The good things first. She opens the book with an account of her parents, most particularly her father, and what a lucky Gloria she was. There was no money in her family, or, in the British sense, class, but her father was a wanderer and chancer, who ran a dance pavilion when he was not trekking around the USA in a trailer. He gave his daughter his ebullience and wanderlust, and more, a sort of charming generosity that has reached out to the lesser mortals of this world whom she has served so well.
The percentage of founding feminists whose mothers were shattered by depression, who in Steinem’s words ‘never had a journey of their own’, must be very high. Steinem’s mother was just such a one. There are some other nuggets, such as a hilarious account of a beastly weekend spent with a much-fancied rich boyfriend and his millionaire cohorts. Unfortunately for us, we know all too much about what she battles against: segregation and the savage white racism still so prevalent in the US, a savagery echoed in its strange ‘Christian’ fundamentalist groups and isms, ferocious people who would murder Jesus Christ on the spot if he rose again to confront them.

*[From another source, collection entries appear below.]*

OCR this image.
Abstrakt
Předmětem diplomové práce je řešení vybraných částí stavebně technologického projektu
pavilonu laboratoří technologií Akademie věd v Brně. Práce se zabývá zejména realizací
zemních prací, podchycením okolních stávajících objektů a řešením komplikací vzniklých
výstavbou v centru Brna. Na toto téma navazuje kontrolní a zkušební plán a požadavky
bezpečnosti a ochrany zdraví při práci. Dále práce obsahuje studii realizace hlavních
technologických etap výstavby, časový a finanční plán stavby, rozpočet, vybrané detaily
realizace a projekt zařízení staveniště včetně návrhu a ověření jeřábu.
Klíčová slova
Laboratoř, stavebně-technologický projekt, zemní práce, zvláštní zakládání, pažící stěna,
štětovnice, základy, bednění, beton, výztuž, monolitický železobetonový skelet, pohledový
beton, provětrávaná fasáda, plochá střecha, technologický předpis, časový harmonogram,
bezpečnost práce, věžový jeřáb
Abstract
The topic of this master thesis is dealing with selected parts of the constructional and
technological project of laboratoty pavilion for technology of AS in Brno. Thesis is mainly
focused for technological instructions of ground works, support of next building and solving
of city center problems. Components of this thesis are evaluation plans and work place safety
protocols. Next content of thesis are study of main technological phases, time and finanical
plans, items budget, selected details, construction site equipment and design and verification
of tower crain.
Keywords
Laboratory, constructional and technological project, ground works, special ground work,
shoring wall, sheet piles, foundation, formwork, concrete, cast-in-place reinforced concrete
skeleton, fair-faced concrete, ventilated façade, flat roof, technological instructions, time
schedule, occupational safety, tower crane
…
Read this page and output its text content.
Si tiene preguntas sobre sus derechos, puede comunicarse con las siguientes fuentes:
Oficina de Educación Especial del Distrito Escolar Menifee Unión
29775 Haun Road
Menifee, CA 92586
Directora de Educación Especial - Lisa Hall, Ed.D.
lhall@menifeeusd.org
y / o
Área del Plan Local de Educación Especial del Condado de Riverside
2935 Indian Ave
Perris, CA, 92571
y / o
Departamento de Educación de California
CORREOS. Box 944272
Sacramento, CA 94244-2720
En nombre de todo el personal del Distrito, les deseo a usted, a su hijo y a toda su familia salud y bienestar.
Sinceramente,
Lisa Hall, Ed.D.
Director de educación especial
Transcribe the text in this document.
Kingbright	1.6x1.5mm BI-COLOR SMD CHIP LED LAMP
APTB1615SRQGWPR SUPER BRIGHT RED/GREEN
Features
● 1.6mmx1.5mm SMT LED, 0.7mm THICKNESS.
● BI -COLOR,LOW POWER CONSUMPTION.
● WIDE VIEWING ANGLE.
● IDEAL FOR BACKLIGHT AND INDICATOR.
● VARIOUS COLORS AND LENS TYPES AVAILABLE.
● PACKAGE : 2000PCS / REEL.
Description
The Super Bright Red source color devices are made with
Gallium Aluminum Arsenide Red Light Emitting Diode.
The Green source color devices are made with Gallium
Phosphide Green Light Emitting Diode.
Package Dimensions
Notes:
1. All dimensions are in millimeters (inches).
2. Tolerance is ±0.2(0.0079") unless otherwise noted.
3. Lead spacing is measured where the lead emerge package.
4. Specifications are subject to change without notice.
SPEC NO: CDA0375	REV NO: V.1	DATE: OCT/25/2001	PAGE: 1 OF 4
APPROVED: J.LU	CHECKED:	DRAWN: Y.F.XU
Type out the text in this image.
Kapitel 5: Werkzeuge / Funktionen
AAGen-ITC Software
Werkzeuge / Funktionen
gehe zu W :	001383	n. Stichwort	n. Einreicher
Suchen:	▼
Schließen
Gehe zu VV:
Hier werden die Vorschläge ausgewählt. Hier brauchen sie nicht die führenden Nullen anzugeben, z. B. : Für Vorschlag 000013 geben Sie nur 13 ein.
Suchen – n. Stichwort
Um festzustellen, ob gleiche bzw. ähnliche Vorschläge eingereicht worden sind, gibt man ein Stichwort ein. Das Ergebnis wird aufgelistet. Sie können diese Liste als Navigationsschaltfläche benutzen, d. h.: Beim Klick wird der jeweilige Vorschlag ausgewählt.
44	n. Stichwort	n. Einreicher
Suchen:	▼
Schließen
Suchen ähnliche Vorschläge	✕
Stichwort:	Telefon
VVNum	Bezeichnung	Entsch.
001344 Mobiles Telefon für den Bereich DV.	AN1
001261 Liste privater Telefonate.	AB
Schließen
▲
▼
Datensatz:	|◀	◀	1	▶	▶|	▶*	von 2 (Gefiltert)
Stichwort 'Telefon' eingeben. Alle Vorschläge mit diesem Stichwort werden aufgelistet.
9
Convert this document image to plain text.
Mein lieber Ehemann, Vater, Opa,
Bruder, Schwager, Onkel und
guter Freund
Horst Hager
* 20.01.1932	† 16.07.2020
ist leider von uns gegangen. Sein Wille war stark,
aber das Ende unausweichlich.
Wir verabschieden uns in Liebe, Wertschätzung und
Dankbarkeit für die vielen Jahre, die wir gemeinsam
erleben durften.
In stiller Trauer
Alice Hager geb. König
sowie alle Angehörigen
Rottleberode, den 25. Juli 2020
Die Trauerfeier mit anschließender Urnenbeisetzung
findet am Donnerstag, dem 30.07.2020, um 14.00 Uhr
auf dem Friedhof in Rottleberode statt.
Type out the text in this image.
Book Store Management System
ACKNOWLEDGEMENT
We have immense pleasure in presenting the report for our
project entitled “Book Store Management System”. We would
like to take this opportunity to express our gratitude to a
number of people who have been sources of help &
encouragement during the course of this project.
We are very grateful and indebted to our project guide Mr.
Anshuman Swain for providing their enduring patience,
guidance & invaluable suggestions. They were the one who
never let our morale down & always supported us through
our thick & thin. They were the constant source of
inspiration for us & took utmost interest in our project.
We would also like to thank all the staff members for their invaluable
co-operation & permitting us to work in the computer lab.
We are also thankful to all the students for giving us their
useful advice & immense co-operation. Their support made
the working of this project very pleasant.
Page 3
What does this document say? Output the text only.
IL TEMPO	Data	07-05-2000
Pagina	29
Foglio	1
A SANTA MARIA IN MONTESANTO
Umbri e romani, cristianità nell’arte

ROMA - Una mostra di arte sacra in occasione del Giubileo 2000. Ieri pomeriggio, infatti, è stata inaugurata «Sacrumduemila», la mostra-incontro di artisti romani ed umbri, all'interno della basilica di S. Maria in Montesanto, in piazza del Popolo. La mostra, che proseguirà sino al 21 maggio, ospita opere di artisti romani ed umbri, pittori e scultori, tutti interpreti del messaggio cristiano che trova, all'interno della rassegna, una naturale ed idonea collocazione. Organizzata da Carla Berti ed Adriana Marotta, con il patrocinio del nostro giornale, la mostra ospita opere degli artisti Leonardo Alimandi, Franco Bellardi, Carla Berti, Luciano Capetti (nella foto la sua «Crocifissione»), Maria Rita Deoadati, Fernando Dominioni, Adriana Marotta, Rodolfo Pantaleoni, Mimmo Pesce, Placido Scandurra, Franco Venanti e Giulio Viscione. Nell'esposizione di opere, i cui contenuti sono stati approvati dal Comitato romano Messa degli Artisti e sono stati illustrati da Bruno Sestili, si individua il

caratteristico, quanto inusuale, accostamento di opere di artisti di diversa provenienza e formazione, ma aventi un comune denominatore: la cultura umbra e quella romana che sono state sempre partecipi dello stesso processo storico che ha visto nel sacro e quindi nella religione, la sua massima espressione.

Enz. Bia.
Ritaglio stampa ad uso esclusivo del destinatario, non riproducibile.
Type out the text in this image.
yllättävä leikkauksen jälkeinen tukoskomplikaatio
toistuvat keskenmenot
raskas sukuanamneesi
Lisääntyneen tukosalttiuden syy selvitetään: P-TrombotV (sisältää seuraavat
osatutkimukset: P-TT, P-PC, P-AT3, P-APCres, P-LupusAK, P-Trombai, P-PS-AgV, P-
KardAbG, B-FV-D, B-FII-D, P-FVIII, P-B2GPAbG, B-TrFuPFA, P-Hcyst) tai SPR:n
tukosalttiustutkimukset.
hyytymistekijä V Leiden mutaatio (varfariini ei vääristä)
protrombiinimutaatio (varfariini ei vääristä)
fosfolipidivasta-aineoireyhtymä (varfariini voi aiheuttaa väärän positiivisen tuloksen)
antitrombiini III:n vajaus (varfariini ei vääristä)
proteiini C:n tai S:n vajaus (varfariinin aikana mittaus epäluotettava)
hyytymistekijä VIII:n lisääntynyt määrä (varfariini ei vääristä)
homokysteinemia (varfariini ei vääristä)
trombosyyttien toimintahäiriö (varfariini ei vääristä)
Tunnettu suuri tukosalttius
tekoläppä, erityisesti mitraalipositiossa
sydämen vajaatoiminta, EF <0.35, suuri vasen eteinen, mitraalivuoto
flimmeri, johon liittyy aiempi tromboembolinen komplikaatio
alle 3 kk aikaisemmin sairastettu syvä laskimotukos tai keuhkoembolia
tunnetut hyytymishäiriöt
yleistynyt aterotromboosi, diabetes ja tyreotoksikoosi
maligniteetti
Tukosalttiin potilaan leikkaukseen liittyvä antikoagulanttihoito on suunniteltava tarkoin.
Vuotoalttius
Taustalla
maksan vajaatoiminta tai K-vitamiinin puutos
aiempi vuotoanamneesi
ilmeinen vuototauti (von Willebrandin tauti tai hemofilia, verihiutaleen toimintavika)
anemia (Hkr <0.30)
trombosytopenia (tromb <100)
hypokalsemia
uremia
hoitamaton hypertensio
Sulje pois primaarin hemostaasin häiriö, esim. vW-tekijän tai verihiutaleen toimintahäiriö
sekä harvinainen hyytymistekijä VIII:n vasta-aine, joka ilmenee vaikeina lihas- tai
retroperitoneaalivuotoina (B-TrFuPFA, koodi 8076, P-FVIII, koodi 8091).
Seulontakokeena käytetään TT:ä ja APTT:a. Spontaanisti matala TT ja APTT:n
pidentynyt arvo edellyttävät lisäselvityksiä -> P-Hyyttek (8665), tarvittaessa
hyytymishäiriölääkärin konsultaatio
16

But we hear little on European shores about the lives of American Indians today, so her account of her friendship with Wilma Mankiller, who came to be principal Chief of the Cherokee nation, is both interesting and moving. She also provides many bits and pieces of obscure information, such as that ‘nushu’ is Chinese women’s secret writing language of 1,000 years ago, or that due to infanticide, honour killings and sex trafficking, there are now fewer females than males in the world for the first time in history.
These are the good things, and the heart is warmed to think of all those she has helped in her long life. There is not a minority whose cause she has not espoused, a person in need she has passed by in the street. She has been phenomenally active too in most US elections, canvassing, writing, always in favour of the Democratic candidates. Gloria is a creature of American times that encompassed campaigns for Eugene McCarthy, Bobby Kennedy, Hillary Clinton and Barack Obama. She is a great, sympathetic listener.
However, I now know more than any reader would care to know of what Gloria Steinem has learned from American taxi drivers, American truckies, American waitresses, American flight hostesses, American university campuses, American students, American movements, American elections, American politics and American food. What is surprising, to a British reader, is that such generosity to causes and minorities can be buried to such an extent in the depths of a blinkered grasp of life through American eyes. Perhaps she had no idea her book would be read outside the land of her birth. She is much travelled, but her sense of a world that is not American is almost non-existent. Phi Beta Kappa we know from American movies, but what is Nehi Grape Soda? The Howard Stern Show? ‘A driver with a Swedish name predicted that Sharon Sayles Benton would be the first African American woman to be elected mayor of Minneapolis’ is simply not interesting to know, and the book is studded with initials for societies that will mean nothing to a British reader. In that sense, for thinkers such as Steinem, we Europeans are a forgotten minority.
But none of this is her fault. Why would any publisher want to waste good trees on publishing the book in this country? What is good about it — the campaigning thoughts of a fine American — would be just as happily presented to a baffled world in the edition published in America, available at the press of a button online. I know some lovely things about her father and mother and my knowledge of the inner workings of the USA has now been substantially increased — which I could well do without. On the other hand, what would the USA be without Gloria Steinem?